Clerici began figure skating in 2008.[2] He initially competed as a singles skater before switching to pairs in 2020. His first pair partner was Anna Valesi whom he won the 2021 Italian Championships with on the junior level.[3]
Clerici considered retiring from competitive figure skating following the end of his previous partnership due to no longer being eligible to compete on the junior level and the increasing level of depth in Italian pair skating. However, Clerici's coaches, Luca Demattè, Ondrej Hotarek, and Rosanna Murante were contacted by Finnish-based Italian skating coach, Maurizio Margaglio, and informed that Finnish pair skater, Milania Väänänen, was searching for a new partner. Following a successful tryout, Väänänen moved to Bergamo so they could train together. They decided to represent Finland.[1]
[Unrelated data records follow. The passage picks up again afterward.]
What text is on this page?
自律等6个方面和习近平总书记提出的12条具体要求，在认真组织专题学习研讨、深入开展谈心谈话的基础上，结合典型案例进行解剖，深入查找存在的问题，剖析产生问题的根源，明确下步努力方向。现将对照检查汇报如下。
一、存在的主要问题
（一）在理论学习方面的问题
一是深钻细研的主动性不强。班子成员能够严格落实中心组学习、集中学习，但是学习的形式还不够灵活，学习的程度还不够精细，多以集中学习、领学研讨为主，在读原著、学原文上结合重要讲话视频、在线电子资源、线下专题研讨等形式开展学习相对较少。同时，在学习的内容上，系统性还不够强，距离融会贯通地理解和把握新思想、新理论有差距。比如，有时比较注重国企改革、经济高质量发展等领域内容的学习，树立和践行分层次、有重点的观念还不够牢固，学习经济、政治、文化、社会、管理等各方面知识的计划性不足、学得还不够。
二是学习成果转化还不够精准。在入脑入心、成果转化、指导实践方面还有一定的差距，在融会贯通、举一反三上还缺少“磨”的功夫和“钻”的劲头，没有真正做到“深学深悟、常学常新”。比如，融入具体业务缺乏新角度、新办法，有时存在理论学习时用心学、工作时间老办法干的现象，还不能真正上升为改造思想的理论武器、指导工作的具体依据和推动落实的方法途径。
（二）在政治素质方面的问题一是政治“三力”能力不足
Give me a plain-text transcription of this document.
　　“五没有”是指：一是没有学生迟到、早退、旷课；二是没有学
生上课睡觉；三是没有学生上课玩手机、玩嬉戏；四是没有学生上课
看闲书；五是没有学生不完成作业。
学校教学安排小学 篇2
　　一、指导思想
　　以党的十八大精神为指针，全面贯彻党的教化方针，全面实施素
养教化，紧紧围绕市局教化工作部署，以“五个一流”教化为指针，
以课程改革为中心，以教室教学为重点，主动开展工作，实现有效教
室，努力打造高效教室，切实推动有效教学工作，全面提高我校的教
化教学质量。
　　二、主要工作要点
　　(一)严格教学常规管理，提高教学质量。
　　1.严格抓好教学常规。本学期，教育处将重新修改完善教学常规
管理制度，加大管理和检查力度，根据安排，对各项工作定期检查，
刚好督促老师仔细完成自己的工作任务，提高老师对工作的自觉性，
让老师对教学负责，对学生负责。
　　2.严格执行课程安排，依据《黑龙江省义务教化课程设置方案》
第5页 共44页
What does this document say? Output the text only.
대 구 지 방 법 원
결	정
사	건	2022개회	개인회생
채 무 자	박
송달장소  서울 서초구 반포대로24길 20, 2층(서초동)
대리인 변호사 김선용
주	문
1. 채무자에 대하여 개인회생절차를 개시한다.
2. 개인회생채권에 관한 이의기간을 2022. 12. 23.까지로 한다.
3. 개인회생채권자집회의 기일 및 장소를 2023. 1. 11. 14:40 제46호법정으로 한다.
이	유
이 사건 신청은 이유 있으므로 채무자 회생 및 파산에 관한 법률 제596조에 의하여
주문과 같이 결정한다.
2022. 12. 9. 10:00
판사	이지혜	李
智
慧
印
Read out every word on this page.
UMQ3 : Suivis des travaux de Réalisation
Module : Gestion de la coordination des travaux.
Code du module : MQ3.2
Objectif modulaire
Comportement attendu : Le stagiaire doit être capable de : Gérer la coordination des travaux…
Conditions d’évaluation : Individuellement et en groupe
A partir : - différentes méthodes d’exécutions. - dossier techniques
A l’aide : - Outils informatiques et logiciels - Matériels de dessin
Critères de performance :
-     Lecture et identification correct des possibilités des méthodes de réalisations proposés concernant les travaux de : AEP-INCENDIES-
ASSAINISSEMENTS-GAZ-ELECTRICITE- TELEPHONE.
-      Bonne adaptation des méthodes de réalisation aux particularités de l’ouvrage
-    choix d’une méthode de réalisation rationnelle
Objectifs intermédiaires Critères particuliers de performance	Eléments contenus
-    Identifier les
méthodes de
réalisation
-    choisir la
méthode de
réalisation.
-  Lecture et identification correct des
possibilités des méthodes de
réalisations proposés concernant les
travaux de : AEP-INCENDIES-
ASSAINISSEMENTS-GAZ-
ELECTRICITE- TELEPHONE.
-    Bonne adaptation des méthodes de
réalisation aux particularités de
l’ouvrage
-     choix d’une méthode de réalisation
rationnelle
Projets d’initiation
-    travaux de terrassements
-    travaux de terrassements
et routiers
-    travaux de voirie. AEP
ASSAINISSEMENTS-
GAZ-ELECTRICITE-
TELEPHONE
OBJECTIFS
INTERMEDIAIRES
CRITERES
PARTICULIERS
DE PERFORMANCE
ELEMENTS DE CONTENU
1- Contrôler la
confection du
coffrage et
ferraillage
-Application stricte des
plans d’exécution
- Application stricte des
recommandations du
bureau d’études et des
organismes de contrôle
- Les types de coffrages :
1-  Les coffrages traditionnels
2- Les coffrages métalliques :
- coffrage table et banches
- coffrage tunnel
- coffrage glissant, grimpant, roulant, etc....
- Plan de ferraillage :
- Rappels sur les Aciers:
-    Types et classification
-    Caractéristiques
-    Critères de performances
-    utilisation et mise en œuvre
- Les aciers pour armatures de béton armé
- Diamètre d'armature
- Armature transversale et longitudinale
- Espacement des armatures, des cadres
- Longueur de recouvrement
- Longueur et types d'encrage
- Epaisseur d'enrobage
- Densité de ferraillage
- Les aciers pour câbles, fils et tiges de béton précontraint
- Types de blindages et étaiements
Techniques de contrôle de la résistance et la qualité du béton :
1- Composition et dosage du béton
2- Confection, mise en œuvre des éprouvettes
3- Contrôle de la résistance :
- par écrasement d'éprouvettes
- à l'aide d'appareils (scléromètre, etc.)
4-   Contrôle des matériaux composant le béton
The newly formed team of Väänänen and Clerici competed only once during the 2022–23 season, winning the 2023 Finnish Champions in December 2022. They were ineligible to compete at spring championship events as they had not attained their technical minimums through international competition in the fall.
2023–24 season
Väänänen and Clerici began their season with the goal of attaining their ISU technical minimum scores to be eligible to compete at the 2024 European Championships and the World Championships.[5] The team mearned their minimums during their international debut at the 2023 Lombardia Trophy, where they finished in seventh place. Following the event, Clerici commented, "We are really happy to have reached the technical point limits for the European Championship and the World Championship... Next we will focus on the levels and the quality of the elements in order to increase our points."[6]
At their next event, the 2023 Finlandia Trophy, Väänänen and Clerici were warmly received by a home audience. They placed sixth in the short program and rose to fourth in the free skate with a new personal best score to finish in fourth place overall. The following week, the team competed at the 2023 Tayside Trophy, where they won their first international medal: a bronze medal.
At the 2024 European Championships in Kaunas, Lithuania, the pair finished in fourteenth place. They went on to compete at the 2024 World Championships in Montreal, Quebec, Canada, the pair place nineteenth in the short program and seventeenth in the free skate, finishing eighteenth overall. Väänänen/Clerici became the first Finnish pair team to qualify for the free skate at a World Championships.[7][8]